I glance over at Pooja, who has been my literal only solace in this crinkle-cookie crapfest of a day. I spent most of it staring at my phone screen, waiting for either a response from Wolf confirming we were still on for tonight, or a response from Jack after I texted him that morning asking why he wasn’t in class. Nothing, nada, the phone screen so blank, I could practically feel myself shrinking into my seat.

I considered not even going out to hang with Landon and the other seniors, filled with an inexplicable kind of dread as the day went on. But I couldn’t miss it. Either Landon was Wolf or he wasn’t, and I was too invested in knowing to back out now.

Well. It’s safe to say now that Landon is very much not Wolf. In fact, there are a whole host of things Landon is and is not that have become extremely apparent in the last few hours I have spent in his company.

I got a text from him around five to meet up with the group just outside of the Met steps. I’d been ready for at least two hours, having carefully picked out an outfit for one of the rare few moments my classmates would see me out of uniform, applying and reapplying such an absurd amount of a lipstick Paige left behind that I was on the verge of accidentally tattooing my lips. I’d picked out a sweater dress with tights and a pair of smart boots, with a pretty pea coat my mom handed down to me and a scarf my dad got me for my birthday.

It was perfect for a crisp day in November, but all wrong for what I stumbled into—which was not my classmates, but the drunk, rowdy, raided-my-rich-parents’-liquor-cabinet version of them. Landon was the first to spot me, his hair all askew, wearing a pair of jeans and a Lacoste T-shirt, and red in the cheeks despite the fact it was forty degrees outside.

“If it isn’t the Big League Burger heiress herself!” he yelled, prompting some hoots from our classmates that made the tips of my ears burn. “Better watch out, Campbell!”

Ethan glanced up from his perch on the steps, also red-cheeked and glossy-eyed but far more composed than Landon and some of the other stumbling boys were. “Hey,” he said with a friendly enough wave, before returning to the far more important business of making out with Stephen.

I had an uneven, topsy-turvy sense that they had been talking about me before I arrived, which maybe I should have expected, given my new Hub Seed notoriety.

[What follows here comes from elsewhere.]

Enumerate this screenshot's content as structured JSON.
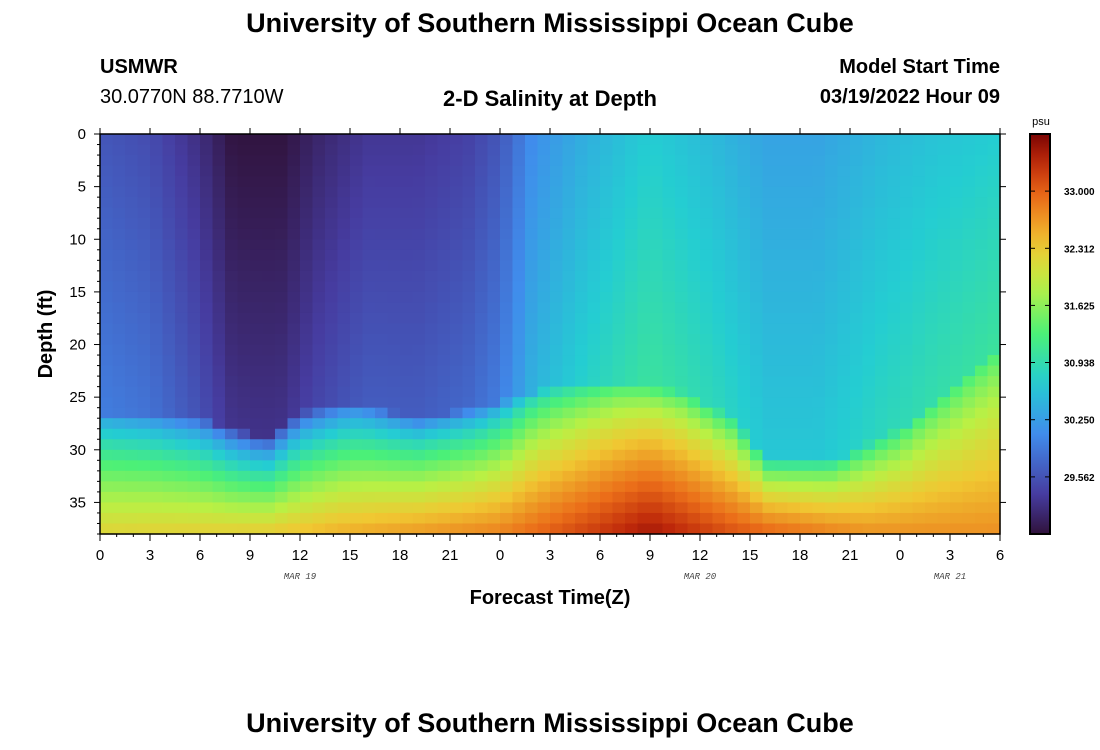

Landon wrapped a drunken arm around me, a half hug of a greeting, and messed up my hair. My cheeks burned and my whole body went stiff—why couldn’t I just be normal? Be casual and fun and lean into a hug, rib him the way he was clearly about to rib me, do something to flirt back?

The moment was over too late for me to do anything but be annoyed at myself for it—for the way I still felt like I had to make myself fit into this world, even after all this time. For the realization that for some reason, I’d hinged that feeling on this person who seemed entirely unaware of the way I’d thought of him, both at the beginning of Stone Hall to the near end.

I glanced around the group, hoping to make eye contact with literally anyone on the same level of sobriety as me, which is when, mercifully, Pooja showed up, looking every bit as thrown as I was. She got a similarly raucous greeting from the group, dodging a boy who tried to hug her with what seemed to be an open container of some sort of alcoholic concoction in his hands and ducking her way over to me.

“Uhhhh,” she said, her eyes wide on mine.

I smiled in relief. “Yeah.”

And maybe we both would have ditched right then—her eyes seemed to be asking me without asking if I was game—but then Shane announced he was drunkenly posting in the Hallway Chat on Weazel, and then everyone was grabbing for their phones to either look at what he’d posted or do the same.

Pooja shoved her hands into her pockets, taking a step back from the madness as if to wash her hands of responsibility for it. “I guess we’re not going to an actual place to eat,” she said wryly.